As long as a woman’s decision to procure an abortion is—ignoring the relevant bias—legal, a law that criminalizes a bias motivated abortion problematically amounts to a thought crime. Hate crime legislation merely punishes thought by making an agent’s character relevant. Criminalizing sex selective abortions makes character not just relevant but sufficient in deeming an otherwise legal act a crime. By punishing thought without the presence of a punishable act, this legislation, like the pending federal bill, problematically affords character a primary role.
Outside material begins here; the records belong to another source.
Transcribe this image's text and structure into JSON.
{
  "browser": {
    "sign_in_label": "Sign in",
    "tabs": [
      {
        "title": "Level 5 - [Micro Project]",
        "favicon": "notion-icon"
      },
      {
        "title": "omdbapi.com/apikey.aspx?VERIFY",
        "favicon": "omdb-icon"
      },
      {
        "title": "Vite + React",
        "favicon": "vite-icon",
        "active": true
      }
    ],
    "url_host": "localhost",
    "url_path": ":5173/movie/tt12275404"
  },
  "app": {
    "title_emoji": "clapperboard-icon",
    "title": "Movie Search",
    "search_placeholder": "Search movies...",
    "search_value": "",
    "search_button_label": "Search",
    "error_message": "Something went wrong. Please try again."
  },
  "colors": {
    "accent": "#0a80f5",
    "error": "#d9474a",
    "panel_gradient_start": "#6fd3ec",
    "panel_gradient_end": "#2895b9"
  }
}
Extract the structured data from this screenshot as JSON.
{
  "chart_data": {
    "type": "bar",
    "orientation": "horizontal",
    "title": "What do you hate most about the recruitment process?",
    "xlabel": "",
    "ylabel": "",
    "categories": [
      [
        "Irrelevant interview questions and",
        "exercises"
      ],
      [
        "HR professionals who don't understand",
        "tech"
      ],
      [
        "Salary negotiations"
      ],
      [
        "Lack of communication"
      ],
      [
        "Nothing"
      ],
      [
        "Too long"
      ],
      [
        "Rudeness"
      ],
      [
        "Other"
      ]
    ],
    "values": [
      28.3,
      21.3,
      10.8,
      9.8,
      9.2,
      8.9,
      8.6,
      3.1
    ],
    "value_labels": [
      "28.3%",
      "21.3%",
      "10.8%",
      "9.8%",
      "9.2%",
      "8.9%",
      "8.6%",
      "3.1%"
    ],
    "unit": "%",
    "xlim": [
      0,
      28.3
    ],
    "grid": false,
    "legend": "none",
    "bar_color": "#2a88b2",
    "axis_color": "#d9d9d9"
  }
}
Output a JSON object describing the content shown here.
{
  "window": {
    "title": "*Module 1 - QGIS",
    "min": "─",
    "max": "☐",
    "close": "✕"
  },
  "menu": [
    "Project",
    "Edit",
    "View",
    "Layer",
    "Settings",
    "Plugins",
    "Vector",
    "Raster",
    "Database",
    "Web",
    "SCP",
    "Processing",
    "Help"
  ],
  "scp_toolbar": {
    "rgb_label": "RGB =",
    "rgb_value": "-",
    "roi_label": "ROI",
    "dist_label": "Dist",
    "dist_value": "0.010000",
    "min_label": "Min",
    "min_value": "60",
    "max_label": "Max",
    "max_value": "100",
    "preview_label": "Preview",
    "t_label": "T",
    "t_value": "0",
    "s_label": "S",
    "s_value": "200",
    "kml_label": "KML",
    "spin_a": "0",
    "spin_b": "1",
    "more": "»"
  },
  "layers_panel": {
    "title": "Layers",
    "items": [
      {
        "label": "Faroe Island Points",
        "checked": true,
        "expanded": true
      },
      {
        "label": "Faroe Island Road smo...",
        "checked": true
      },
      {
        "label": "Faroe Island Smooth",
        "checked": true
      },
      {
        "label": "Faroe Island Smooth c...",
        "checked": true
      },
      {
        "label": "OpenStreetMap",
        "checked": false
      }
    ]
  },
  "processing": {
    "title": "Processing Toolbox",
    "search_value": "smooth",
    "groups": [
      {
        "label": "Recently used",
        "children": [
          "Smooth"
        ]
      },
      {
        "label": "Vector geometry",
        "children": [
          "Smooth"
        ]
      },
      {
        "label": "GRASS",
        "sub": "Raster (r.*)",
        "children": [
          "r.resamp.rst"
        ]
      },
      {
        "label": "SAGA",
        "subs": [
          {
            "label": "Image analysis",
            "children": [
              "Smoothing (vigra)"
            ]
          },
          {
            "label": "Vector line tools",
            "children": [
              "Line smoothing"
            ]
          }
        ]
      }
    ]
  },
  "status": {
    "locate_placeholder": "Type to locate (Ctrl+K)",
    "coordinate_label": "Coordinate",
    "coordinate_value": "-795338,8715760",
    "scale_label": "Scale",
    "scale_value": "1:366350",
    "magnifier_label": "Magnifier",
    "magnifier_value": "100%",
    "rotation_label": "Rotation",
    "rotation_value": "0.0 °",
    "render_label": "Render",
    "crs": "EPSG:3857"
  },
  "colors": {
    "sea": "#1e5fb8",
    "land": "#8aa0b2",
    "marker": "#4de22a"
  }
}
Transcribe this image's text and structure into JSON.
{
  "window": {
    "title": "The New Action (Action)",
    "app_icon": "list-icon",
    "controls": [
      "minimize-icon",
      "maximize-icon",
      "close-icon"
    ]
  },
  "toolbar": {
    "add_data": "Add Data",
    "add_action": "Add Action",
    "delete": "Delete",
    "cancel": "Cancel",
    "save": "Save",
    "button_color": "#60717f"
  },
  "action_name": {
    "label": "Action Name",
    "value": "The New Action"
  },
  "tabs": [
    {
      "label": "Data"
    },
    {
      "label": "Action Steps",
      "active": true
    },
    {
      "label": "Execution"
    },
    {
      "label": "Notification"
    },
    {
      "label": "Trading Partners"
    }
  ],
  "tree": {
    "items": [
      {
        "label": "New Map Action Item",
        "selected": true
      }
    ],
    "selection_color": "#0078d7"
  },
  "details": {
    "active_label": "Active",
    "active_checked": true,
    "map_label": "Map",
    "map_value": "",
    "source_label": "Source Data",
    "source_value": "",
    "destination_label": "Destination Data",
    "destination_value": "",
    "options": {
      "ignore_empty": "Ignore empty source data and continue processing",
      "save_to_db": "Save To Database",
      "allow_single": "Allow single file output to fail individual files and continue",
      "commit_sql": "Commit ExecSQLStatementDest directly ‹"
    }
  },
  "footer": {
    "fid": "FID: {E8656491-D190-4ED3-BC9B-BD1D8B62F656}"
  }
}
While the reasons for curtailing sex selective abortions may be quite compelling, we ought to be careful in deploying thought crime laws to achieve that result.

Footnotes
1

These two states are: Illinois (720 Illinois Abortion Law 510/6 (8) of 1975) (“No person shall intentionally perform an abortion with knowledge that the pregnant woman is seeking the abortion solely on account of the sex of the fetus.”) and Pennsylvania (Abortion Control Act of 1989). Minnesota is also considering similar legislation. (http://www.msnbc.msn.com/id/29511381/). Oklahoma passed a law (Oklahoma HB 1595) prohibiting sex selective abortions but it was ruled unconstitutional on grounds unrelated to the issue of abortion. (http://reproductiverights.org/en/press-room/court-strikes-down-intrusive-ok-abortion-law-declares-unconstitutional).

 
2

My analysis does not consider non-discrimination employment legislation. While these types of laws also look to bias, they do not make employment discrimination a crime. They simply permit the prospective employee to seek monetary damages. My argument considers only criminal legislation.

 
4

Anti-Defamation League, Model Legislation for Bias Motivated Crimes. http://www.adl.org/99hatecrime/text_legis.asp.

 
5

Anti-Defamation League, Model Legislation for Bias Motivated Crimes. http://www.adl.org/99hatecrime/text_legis.asp.

 
6

I say “generally accepted” because while most scholarly works accepts the necessity of an “act” for criminal liability, there is work that questions it (see, e.g., Husak 1998, 2007; Simester 1998). For instance, in lieu of an act, Douglas Husak posits the requirement of control (whether an agent has control over something that has happened). My analysis does not hinge on this debate. The important point is that the actus reus requirement interpreted even as a signifier of control is an objective element, one that is not about what the agent thinks but about an outwardly state of affairs.

 
7

John Rawls’ account in Political Liberalism articulates the classic liberal distinction between the right and the good (Rawls 1996 [1993]).

 
8

Such a proposal may infringe free speech rights (see Schaibley 1981), considerations that are beyond the scope of this essay.

 

Acknowledgments

I presented earlier versions of this paper at a conference on reproductive technologies at the University of Minnesota Law School and the Legal Studies Workshop at Dartmouth. I received important feedback at these venues. In particular, I thank Walter Sinnott-Armstrong, Ann Bumpus, Susan Brison, John Carey, Glenn Cohen, Larry Crocker, Elvin Lim, James Murphy, Ronald C. Den Otter, and Lucas Swaine for their helpful comments. I also thank Suneal Bedi for providing feedback I could not have done without. I thank the anonymous reviewer for providing comments to sharpen and clarify the argument.